Challenge Trials

Challenge trials. It is the process of deliberately infecting healthy individuals with a disease. The intent can be to confirm how a disease is transmitted. Or it can be to check if a possible cure works.

 

This sounds terrible to most of us. Didn’t many of those medical experiments conducted by the Nazis and Japanese during World War II involved deliberately infecting POW’s? Didn’t the Americans do such experiments on blacks and mentally retarded patients in the past?

 

But it turns out there are many valid reasons for this practice. Let’s look at an actual example from the past – challenge trials are how they found that mosquitoes are responsible for transmitting malaria! One is inclined to argue with the other need – testing a cure. Why not test the cure on someone who is already infected? And yes, that is the preferred method indeed. But sometimes, the patient having one disease inevitably has other conditions, which makes it hard to test and confirm if a cure actually works (since the patient has other conditions as well). In fact, many vaccines throughout history have been tested by deliberate infection.

 

India has decided to move ahead with framing the laws to allow challenge trials. Why? Rahul Matthan looks into the reasons. First, 30% of diseases in India are communicable, so it would be very useful to learn more about them. Second, the West will not dig too much into India-specific diseases, so we need to dig in ourselves. Plus, we’d understand other India-specific variables in the equation.

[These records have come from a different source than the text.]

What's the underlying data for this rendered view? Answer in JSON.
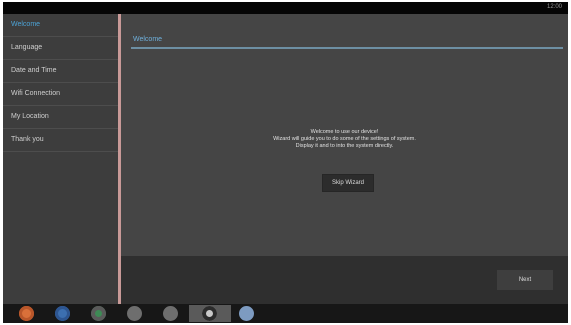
{
  "statusbar": {
    "time": "12:00"
  },
  "sidebar": {
    "items": [
      {
        "label": "Welcome",
        "active": true
      },
      {
        "label": "Language",
        "active": false
      },
      {
        "label": "Date and Time",
        "active": false
      },
      {
        "label": "Wifi Connection",
        "active": false
      },
      {
        "label": "My Location",
        "active": false
      },
      {
        "label": "Thank you",
        "active": false
      }
    ]
  },
  "content": {
    "title": "Welcome",
    "message": [
      "Welcome to use our device!",
      "Wizard will guide you to do some of the settings of system.",
      "Display it and to into the system directly."
    ],
    "skip_label": "Skip Wizard"
  },
  "footer": {
    "next_label": "Next"
  },
  "taskbar": {
    "icons": [
      {
        "name": "browser-icon",
        "color": "#d9703a"
      },
      {
        "name": "globe-icon",
        "color": "#3c6fb0"
      },
      {
        "name": "refresh-icon",
        "color": "#3e8a55"
      },
      {
        "name": "back-arrow-icon",
        "color": "#8a8a8a"
      },
      {
        "name": "volume-icon",
        "color": "#8a8a8a"
      },
      {
        "name": "home-icon",
        "color": "#c9c9c9"
      },
      {
        "name": "menu-icon",
        "color": "#7d9bc1"
      }
    ]
  }
}
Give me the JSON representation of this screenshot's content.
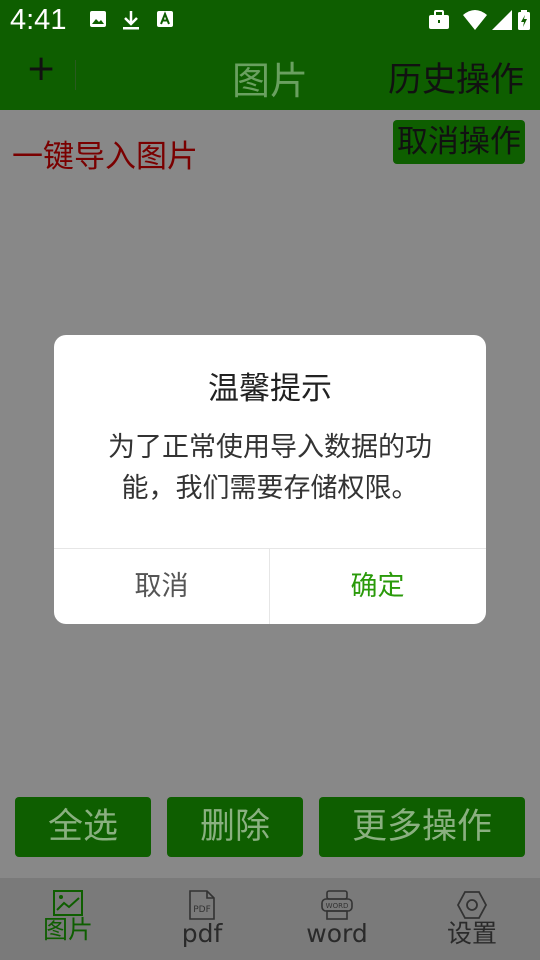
{
  "status_bar": {
    "time": "4:41"
  },
  "app_bar": {
    "add_icon_glyph": "+",
    "title": "图片",
    "history_label": "历史操作"
  },
  "content": {
    "import_label": "一键导入图片",
    "cancel_label": "取消操作"
  },
  "actions": {
    "select_all": "全选",
    "delete": "删除",
    "more": "更多操作"
  },
  "nav": [
    {
      "label": "图片",
      "icon": "image-icon",
      "active": true
    },
    {
      "label": "pdf",
      "icon": "pdf-icon",
      "active": false
    },
    {
      "label": "word",
      "icon": "word-icon",
      "active": false
    },
    {
      "label": "设置",
      "icon": "settings-icon",
      "active": false
    }
  ],
  "nav_icon_text": {
    "pdf": "PDF",
    "word": "WORD"
  },
  "dialog": {
    "title": "温馨提示",
    "message": "为了正常使用导入数据的功能，我们需要存储权限。",
    "cancel": "取消",
    "confirm": "确定"
  },
  "colors": {
    "primary": "#0e5e00",
    "confirm_text": "#2a9a0a",
    "import_text": "#7a0000",
    "active_nav": "#0e5e00"
  }
}
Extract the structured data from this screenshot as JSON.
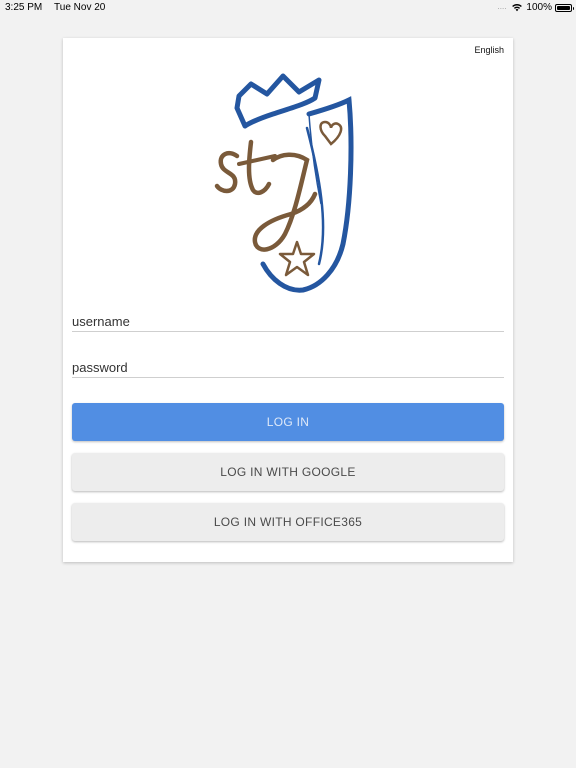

“Controlled human infection studies carried out in endemic settings are far more likely to uncover immunity patterns, associated co-infections, existing pharmacogenomic data and other relevant factors such as nutrition, etc, that could help deliver more effective treatments.

 

The concerns were many – the risk of abuse. The morality of doing deliberate harm. The risk that poor people would become the guinea pigs. That a largely uneducated populace would not understand the risks in such trials. That many people would sign up because of their abject poverty, that their desperate need for money would drive them to agree to such trials.

 

All valid concerns indeed. I was impressed by one of the criteria on who can be enrolled for such trials – it addresses many of the above concerns at one stroke. The enrolee must be a graduate. While it is nobody’s argument that a graduate is smarter, it is reasonable to say his/her understanding of the risks would be better and that they are less likely to be in dire straits financially. Is this a foolproof criteria? Obviously not. Is it worth a shot given what is stake (30% transmittable diseases, nobody else will research it if we don’t)? I would say Yes.